We are excited to release Deep Learning for Anomaly Detection, the latest applied machine learning research report from Cloudera Fast Forward Labs.
Anomalies, often referred to as outliers, are data points or patterns in data that do not conform to a notion of normal behavior. Anomaly detection, then, is the task of finding those patterns in data that do not adhere to expected norms. The capability to recognize or detect anomalous behavior can provide highly useful insights across industries. Flagging or enacting a planned response when these unusual cases occur can save businesses time, money, and customers.
Automatically detecting and correctly classifying something unseen as anomalous is a challenging problem that has been tackled in many different manners over the years. Traditional machine learning approaches are sub-optimal when it comes to high dimensional data, because they fail to capture the complex structure in the data. This is where deep learning methods can be leveraged for the task.
Our report reviews a set of relevant deep learning model architectures including autoencoders, variational auto-encoders, generative adversarial networks and sequence-to-sequence methods, and addresses how they can be applied to the task of anomaly detection, comparing them in terms of training, inference and storage costs. Anomaly detection using each of these models is explored as a function of how they can be applied to first model normal behavior, and then this knowledge is exploited to identify deviations (anomalies). In the remainder of this blogpost, we’ll explore one of these approaches: autoencoders.

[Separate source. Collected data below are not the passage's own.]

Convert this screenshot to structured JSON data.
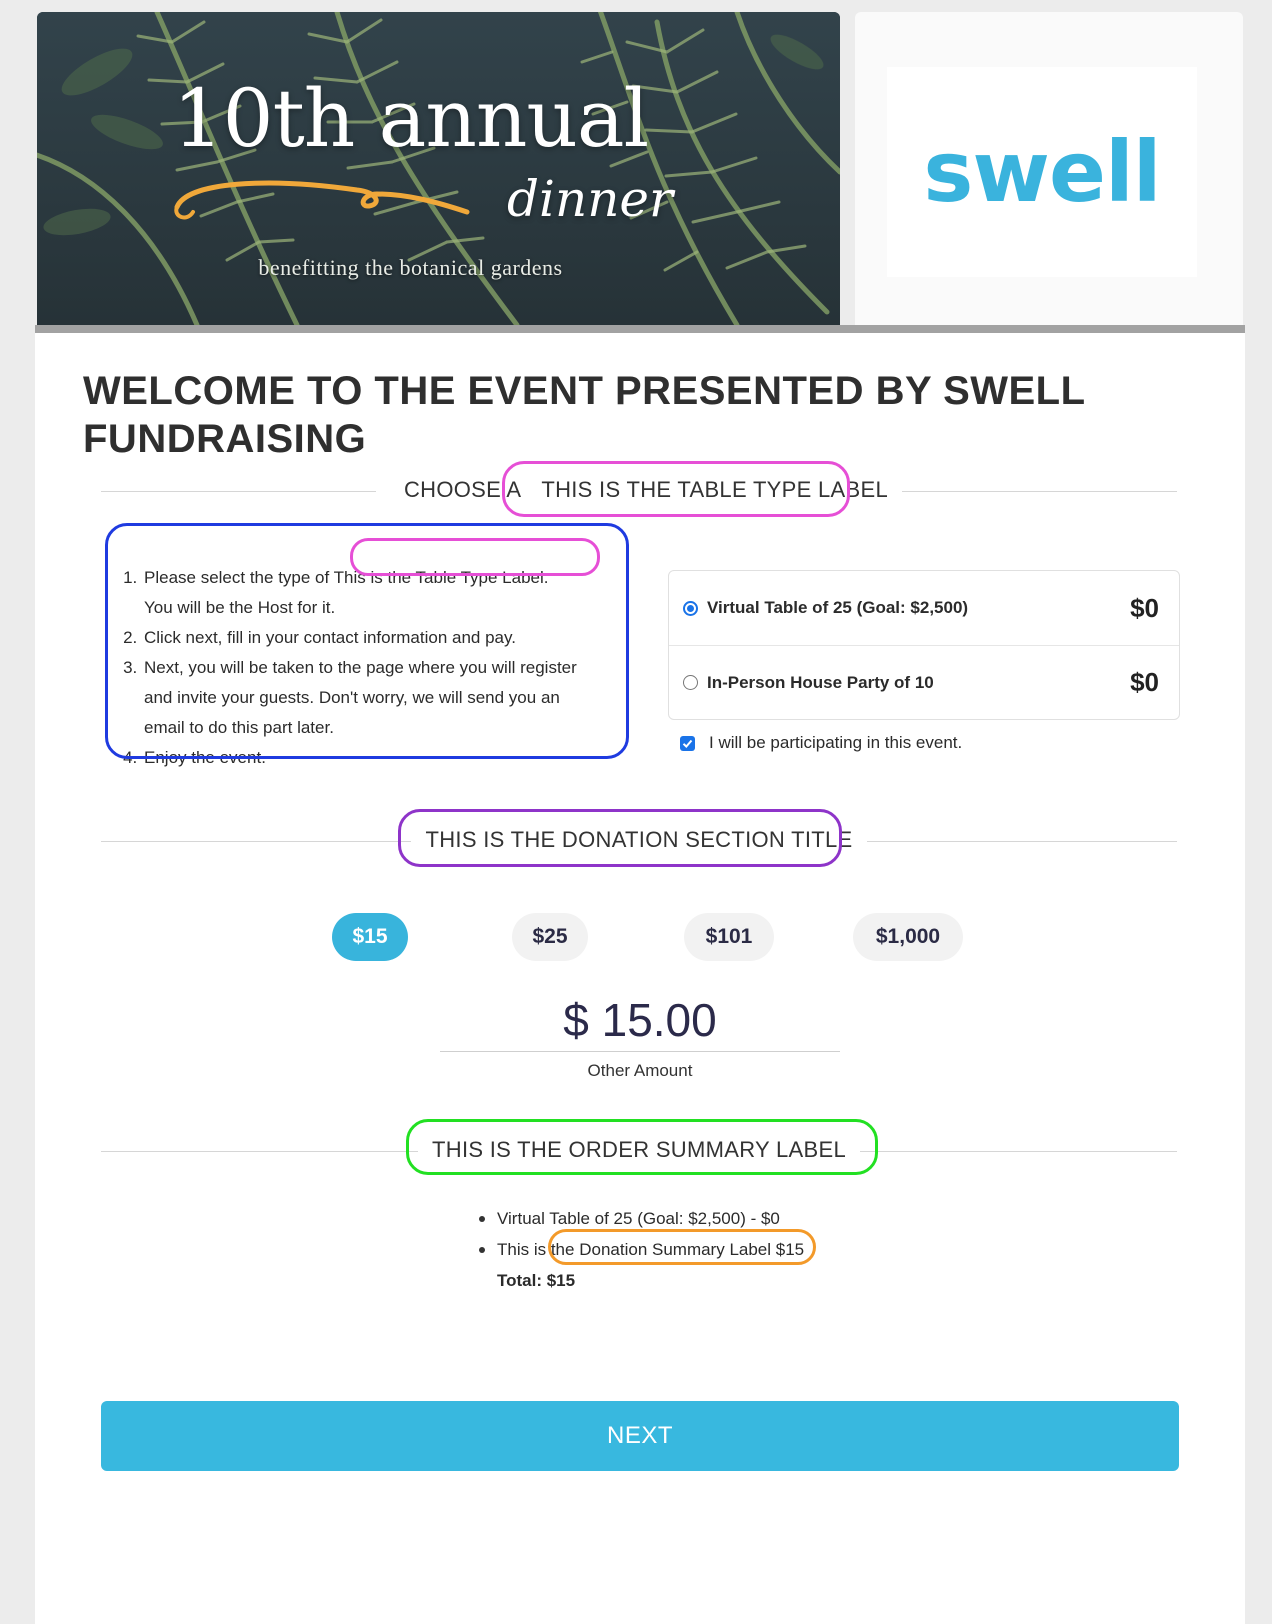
{
  "banner": {
    "title": "10th annual",
    "script": "dinner",
    "subtitle": "benefitting the botanical gardens"
  },
  "logo": {
    "text": "swell"
  },
  "welcome": "WELCOME TO THE EVENT PRESENTED BY SWELL FUNDRAISING",
  "table_section": {
    "title_prefix": "CHOOSE A",
    "title_label": "THIS IS THE TABLE TYPE LABEL",
    "steps": {
      "step1_prefix": "Please select the type of",
      "step1_label": "This is the Table Type Label.",
      "step1_suffix": "You will be the Host for it.",
      "step2": "Click next, fill in your contact information and pay.",
      "step3": "Next, you will be taken to the page where you will register and invite your guests. Don't worry, we will send you an email to do this part later.",
      "step4": "Enjoy the event."
    },
    "options": [
      {
        "label": "Virtual Table of 25 (Goal: $2,500)",
        "price": "$0",
        "selected": true
      },
      {
        "label": "In-Person House Party of 10",
        "price": "$0",
        "selected": false
      }
    ],
    "participating_label": "I will be participating in this event.",
    "participating_checked": true
  },
  "donation": {
    "title": "THIS IS THE DONATION SECTION TITLE",
    "amounts": [
      "$15",
      "$25",
      "$101",
      "$1,000"
    ],
    "selected_amount": "$15",
    "amount_display": "$ 15.00",
    "other_amount_label": "Other Amount"
  },
  "order_summary": {
    "title": "THIS IS THE ORDER SUMMARY LABEL",
    "line1": "Virtual Table of 25 (Goal: $2,500) - $0",
    "line2_prefix": "This is the",
    "line2_label": "Donation Summary Label $15",
    "total": "Total: $15"
  },
  "next_button": "NEXT",
  "colors": {
    "accent": "#38b4dc",
    "annotation_pink": "#e64fd6",
    "annotation_blue": "#1f3be0",
    "annotation_purple": "#8e34c9",
    "annotation_green": "#22e022",
    "annotation_orange": "#f39a2a"
  }
}
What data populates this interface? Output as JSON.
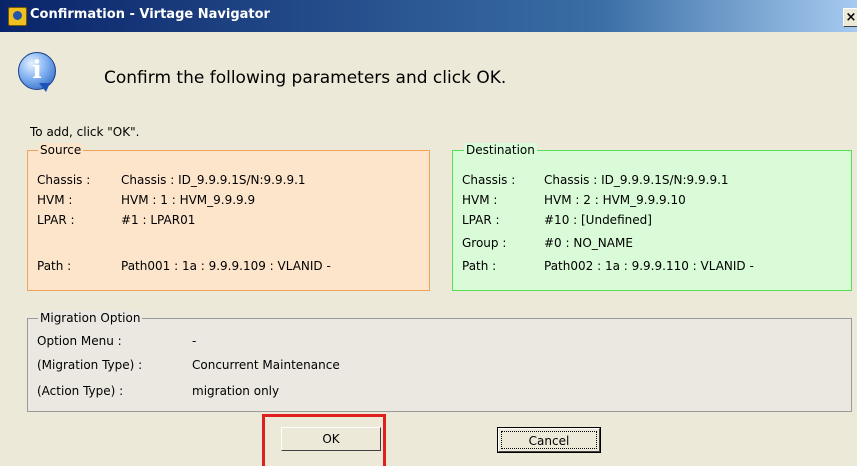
{
  "window": {
    "title": "Confirmation - Virtage Navigator",
    "close_label": "×"
  },
  "header": {
    "icon": "info-icon",
    "message": "Confirm the following parameters and click OK."
  },
  "instruction": "To add, click \"OK\".",
  "source": {
    "legend": "Source",
    "rows": [
      {
        "label": "Chassis :",
        "value": "Chassis : ID_9.9.9.1S/N:9.9.9.1"
      },
      {
        "label": "HVM :",
        "value": "HVM : 1 : HVM_9.9.9.9"
      },
      {
        "label": "LPAR :",
        "value": "#1 : LPAR01"
      },
      {
        "label": "Path :",
        "value": "Path001 : 1a : 9.9.9.109 : VLANID -"
      }
    ]
  },
  "destination": {
    "legend": "Destination",
    "rows": [
      {
        "label": "Chassis :",
        "value": "Chassis : ID_9.9.9.1S/N:9.9.9.1"
      },
      {
        "label": "HVM :",
        "value": "HVM : 2 : HVM_9.9.9.10"
      },
      {
        "label": "LPAR :",
        "value": "#10 : [Undefined]"
      },
      {
        "label": "Group :",
        "value": "#0 : NO_NAME"
      },
      {
        "label": "Path :",
        "value": "Path002 : 1a : 9.9.9.110 : VLANID -"
      }
    ]
  },
  "migration": {
    "legend": "Migration Option",
    "rows": [
      {
        "label": "Option Menu :",
        "value": "-"
      },
      {
        "label": "(Migration Type) :",
        "value": "Concurrent Maintenance"
      },
      {
        "label": "(Action Type) :",
        "value": "migration only"
      }
    ]
  },
  "buttons": {
    "ok": "OK",
    "cancel": "Cancel"
  },
  "colors": {
    "title_bar": "#0a246a",
    "source_fill": "#fde5cc",
    "source_border": "#f1a35a",
    "destination_fill": "#d9fbd7",
    "destination_border": "#55e055",
    "highlight": "#e0201e"
  }
}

Anomaly Detection with Autoencoders
Autoencoders are neural networks designed to learn a low dimensional representation given some input data. They consist of two components: an encoder (which learns to map input data to a low dimensional representation, termed the bottleneck), and a decoder (which learns to map this low dimensional representation back to the original input data). By structuring the learning problem in this manner, the encoder network learns an efficient “compression” function which maps input data to a salient lower dimension representation, such that the decoder network is able to successfully reconstruct the original input data. The model is trained by minimizing the reconstruction error: the difference (mean squared error) between the original input and the reconstructed output produced by the decoder.
It is important to note that the mapping function learned by an autoencoder is specific to the training data distribution, i.e., an autoencoder will typically not succeed at reconstructing data which is significantly different from data it has seen during training. This property of learning a distribution specific mapping (as opposed to a generic linear mapping) is particularly useful for the task of anomaly detection.
Applying an autoencoder for anomaly detection follows the general principle of first modeling normal behaviour and subsequently generating an anomaly score for a new data sample. To model normal behaviour we train the autoencoder on a normal data sample. This way, the model learns a mapping function that successfully reconstructs normal data samples with a very small reconstruction error (the difference between the actual sample and the version reconstructed by the model). This behavior is replicated at test time, where the reconstruction error is small for normal data samples, and large for abnormal data samples. To identify anomalies, we use the reconstruction error score as an anomaly score and flag samples with reconstruction errors above a given threshold.
Anomagram – Identifying Anomalous Signals
To illustrate autoencoders with a concrete example, we present Anomagram. Anomagram is an interactive visualization that walks the user through steps required to apply a deep autoencoder model in identifying anomalies. Anomagram is created as both a learning tool and a prototype of what an ML product interface could look like.
The interface, which contains two main sections, is built with Tensorflow.js and allows install-free experimentation in the browser. The first part of the interface introduces important concepts (autoencoders, data transformations, thresholds) paired with appropriate interactive visualizations. Users can apply a trained autoencoder to test data from the ECG5000 dataset, and view how it assigns an anomaly tag based on a selected threshold. In addition, the user can craft (adversarial) input by drawing a signal and also observe how the model behaves.
The second part (pictured below) is geared towards users who are interested in additional technical depth and allows you to design, train, and evaluate an autoencoder model entirely in the browser. It provides a direct manipulation interface that allows the user to:
• specify a model (add/remove layers and units within layers)
• modify model parameters (training steps, batchsize, learning rate, regularizer, optimizer)
• modify training/test data parameters (data size, data composition)
• train the model
and evaluate model performance (visualization of accuracy, precision, recall, false positive, false negative, ROC metrics) as each parameter is changed.
Victor Dibia & Nisha Muktewar are both Research Engineer at Cloudera.